CNN Rounds Up the Facts on Artificial Sweeteners
Between science and popular opinion, what are the facts on sugar substitutes?
Today on The Daily Meal
An important thing to mark in the debate between artificial sweeteners and sugars is the difference in portion sizes. Consumers can use much smaller portions of artificial options to achieve the same sweetness level as sugar. Sucralose for example, the chemical agent known as Splenda, is 600 times sweeter than table sugar. Because of this, sucralose comprises only a small amount of each packet of Splenda, most of the content of which is filler. Similarly aspartame, found in Equal, is 200 times sweeter than sugar, and Sweet ‘n’ Low (saccharin) can be up to 500 times sweeter.
All of these sweeteners have a caloric value of less than five calories per serving, justifying their zero-calorie labels.
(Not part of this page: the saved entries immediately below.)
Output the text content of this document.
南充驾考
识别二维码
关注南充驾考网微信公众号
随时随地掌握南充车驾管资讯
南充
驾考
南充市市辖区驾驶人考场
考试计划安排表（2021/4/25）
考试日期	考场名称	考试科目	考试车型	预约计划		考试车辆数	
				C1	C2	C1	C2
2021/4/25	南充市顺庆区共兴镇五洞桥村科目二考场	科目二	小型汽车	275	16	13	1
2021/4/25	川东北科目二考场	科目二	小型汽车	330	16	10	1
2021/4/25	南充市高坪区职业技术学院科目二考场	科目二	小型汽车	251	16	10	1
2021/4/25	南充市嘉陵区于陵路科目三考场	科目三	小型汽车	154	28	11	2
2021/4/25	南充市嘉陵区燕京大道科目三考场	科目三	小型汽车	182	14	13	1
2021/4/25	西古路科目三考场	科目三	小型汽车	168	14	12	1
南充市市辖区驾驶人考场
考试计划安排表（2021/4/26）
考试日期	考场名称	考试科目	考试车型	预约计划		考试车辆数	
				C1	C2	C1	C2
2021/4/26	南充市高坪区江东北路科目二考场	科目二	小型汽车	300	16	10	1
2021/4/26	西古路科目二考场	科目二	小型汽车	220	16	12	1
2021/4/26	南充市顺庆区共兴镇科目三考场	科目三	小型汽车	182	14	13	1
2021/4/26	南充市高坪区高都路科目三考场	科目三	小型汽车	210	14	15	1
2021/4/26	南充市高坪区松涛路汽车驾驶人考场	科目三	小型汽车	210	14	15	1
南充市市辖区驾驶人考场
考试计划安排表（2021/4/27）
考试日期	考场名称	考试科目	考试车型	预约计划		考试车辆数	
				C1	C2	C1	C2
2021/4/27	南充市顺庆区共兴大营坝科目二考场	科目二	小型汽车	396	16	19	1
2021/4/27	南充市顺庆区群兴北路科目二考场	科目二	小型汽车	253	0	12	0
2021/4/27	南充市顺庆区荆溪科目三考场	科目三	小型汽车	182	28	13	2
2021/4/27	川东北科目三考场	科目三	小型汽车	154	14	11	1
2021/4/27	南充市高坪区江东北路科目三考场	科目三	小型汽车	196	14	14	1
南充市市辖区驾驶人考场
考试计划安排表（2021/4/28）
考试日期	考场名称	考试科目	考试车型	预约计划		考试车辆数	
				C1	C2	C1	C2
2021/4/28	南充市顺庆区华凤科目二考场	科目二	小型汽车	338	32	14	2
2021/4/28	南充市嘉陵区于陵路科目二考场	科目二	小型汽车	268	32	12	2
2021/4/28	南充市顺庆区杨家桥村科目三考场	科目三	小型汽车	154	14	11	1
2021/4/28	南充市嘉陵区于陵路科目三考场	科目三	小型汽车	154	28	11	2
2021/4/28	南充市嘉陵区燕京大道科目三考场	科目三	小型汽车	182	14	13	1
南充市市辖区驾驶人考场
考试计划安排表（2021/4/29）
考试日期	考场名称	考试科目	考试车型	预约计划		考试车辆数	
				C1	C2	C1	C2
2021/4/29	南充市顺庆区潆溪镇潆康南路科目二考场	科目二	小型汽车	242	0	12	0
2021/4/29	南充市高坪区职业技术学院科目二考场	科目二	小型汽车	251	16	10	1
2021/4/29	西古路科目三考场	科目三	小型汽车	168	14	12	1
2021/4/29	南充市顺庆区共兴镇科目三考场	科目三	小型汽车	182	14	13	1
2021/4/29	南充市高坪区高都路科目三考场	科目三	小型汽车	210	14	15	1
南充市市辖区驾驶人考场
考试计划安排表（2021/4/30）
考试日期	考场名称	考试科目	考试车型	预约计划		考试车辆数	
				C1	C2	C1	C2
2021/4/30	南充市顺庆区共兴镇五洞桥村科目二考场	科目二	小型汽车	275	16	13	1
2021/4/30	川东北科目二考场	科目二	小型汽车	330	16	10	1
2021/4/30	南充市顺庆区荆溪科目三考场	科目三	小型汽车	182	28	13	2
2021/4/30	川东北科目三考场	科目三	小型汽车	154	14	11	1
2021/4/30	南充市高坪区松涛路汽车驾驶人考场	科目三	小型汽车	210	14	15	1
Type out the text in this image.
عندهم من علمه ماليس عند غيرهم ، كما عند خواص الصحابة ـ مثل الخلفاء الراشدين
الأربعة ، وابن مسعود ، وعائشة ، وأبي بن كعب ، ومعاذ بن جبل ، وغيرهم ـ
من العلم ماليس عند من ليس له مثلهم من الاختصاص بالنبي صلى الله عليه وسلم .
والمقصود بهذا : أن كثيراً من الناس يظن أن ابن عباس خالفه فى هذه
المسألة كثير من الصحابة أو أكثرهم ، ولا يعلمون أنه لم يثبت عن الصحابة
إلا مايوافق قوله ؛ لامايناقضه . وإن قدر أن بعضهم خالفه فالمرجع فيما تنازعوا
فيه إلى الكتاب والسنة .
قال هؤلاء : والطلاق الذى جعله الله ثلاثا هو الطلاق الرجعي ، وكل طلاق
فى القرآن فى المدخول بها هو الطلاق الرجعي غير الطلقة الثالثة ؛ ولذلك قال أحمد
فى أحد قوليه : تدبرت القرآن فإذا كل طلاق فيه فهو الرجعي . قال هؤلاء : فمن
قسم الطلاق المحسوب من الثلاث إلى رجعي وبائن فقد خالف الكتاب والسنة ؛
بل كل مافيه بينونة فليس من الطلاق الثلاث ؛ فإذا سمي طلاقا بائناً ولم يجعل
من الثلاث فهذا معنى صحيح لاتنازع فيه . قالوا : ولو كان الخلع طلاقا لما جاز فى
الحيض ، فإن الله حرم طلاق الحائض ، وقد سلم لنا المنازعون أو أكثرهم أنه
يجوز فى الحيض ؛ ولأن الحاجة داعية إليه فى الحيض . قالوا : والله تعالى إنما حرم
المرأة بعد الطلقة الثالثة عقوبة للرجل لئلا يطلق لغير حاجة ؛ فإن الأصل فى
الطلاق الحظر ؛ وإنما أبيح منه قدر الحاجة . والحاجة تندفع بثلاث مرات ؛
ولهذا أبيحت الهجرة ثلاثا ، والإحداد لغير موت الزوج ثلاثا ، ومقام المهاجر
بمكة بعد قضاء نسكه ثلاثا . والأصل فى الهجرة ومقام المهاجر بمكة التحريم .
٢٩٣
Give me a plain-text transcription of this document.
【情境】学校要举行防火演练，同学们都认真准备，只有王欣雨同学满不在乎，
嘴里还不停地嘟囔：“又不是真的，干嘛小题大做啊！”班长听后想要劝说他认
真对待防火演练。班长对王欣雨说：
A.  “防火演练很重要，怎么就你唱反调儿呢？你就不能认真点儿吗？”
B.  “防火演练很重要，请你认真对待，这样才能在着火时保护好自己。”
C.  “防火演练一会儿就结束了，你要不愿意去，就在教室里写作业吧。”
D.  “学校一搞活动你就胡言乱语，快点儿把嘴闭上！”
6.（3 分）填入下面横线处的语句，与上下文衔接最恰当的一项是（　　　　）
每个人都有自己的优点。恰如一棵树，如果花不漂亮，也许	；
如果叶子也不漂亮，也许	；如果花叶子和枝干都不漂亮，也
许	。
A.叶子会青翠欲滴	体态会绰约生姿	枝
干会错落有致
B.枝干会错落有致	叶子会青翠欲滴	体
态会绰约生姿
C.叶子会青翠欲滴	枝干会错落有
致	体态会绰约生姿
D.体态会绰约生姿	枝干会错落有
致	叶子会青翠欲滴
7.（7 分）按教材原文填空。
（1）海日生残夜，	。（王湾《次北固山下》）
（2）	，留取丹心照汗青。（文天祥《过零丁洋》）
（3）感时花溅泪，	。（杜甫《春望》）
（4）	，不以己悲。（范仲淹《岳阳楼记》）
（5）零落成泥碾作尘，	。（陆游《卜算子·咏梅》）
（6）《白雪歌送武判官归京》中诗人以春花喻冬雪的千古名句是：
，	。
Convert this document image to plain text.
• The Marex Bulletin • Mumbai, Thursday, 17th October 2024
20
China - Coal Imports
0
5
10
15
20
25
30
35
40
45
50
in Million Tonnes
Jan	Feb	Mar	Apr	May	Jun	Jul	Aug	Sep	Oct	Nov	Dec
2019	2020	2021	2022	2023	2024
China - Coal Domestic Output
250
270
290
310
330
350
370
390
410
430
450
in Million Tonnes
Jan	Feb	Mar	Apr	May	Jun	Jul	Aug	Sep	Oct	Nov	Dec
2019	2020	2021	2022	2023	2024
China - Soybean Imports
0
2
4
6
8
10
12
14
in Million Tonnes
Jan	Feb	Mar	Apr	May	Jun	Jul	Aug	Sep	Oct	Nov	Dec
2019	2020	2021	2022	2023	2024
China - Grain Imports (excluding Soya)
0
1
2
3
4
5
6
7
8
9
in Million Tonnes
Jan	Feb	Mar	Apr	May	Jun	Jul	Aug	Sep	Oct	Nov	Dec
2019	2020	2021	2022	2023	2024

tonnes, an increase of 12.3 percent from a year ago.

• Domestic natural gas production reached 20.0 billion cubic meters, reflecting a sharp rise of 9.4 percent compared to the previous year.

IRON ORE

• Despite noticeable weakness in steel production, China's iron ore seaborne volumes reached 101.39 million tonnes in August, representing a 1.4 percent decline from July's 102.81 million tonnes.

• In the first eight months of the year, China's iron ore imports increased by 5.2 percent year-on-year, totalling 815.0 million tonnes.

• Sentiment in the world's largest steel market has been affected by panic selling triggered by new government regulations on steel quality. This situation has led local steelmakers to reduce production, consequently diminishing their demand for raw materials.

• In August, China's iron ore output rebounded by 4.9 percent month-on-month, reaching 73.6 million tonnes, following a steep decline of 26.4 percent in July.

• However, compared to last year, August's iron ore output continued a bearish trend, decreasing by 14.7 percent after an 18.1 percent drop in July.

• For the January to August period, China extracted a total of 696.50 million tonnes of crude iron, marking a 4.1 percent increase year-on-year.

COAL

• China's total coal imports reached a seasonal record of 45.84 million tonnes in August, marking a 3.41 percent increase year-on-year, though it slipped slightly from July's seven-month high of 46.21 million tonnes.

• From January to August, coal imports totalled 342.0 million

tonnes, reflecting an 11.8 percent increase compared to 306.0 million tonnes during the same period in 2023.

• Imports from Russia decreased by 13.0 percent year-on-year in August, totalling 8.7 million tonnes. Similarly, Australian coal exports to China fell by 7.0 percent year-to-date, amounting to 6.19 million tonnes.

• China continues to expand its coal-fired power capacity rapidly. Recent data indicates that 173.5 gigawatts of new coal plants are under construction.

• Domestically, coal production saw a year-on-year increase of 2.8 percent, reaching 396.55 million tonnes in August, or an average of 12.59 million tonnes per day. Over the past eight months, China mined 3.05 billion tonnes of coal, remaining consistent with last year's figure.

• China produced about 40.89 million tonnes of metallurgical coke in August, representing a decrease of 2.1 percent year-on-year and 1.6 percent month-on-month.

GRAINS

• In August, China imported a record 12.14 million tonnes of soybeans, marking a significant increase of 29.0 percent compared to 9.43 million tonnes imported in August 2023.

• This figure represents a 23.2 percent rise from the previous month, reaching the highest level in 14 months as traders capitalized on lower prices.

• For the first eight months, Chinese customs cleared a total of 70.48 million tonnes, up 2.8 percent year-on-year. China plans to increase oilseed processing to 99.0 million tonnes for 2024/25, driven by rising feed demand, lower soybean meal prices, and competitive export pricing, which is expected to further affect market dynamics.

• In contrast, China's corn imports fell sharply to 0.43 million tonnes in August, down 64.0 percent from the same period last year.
Considering this information, it’s not surprising that many people use these low- or no-calorie sweeteners to help curb sugar cravings and cut calories on weight-loss regimens. But research has suggested that tricking your body with sugar substitutes can confuse it, making it difficult to process sugar when it is reintroduced to the diet. This can cause issues with blood sugar regulation that might not be worth saving a few Weight Watchers points.
Lastly, those who use artificial sweeteners should note that each of the five chemical sweeteners approved by the FDA, including aspartame, sucralose, neotame, acesulfame potassium, and saccharin, consist of distinct chemical makeups. This means the effects of each may vary between individuals.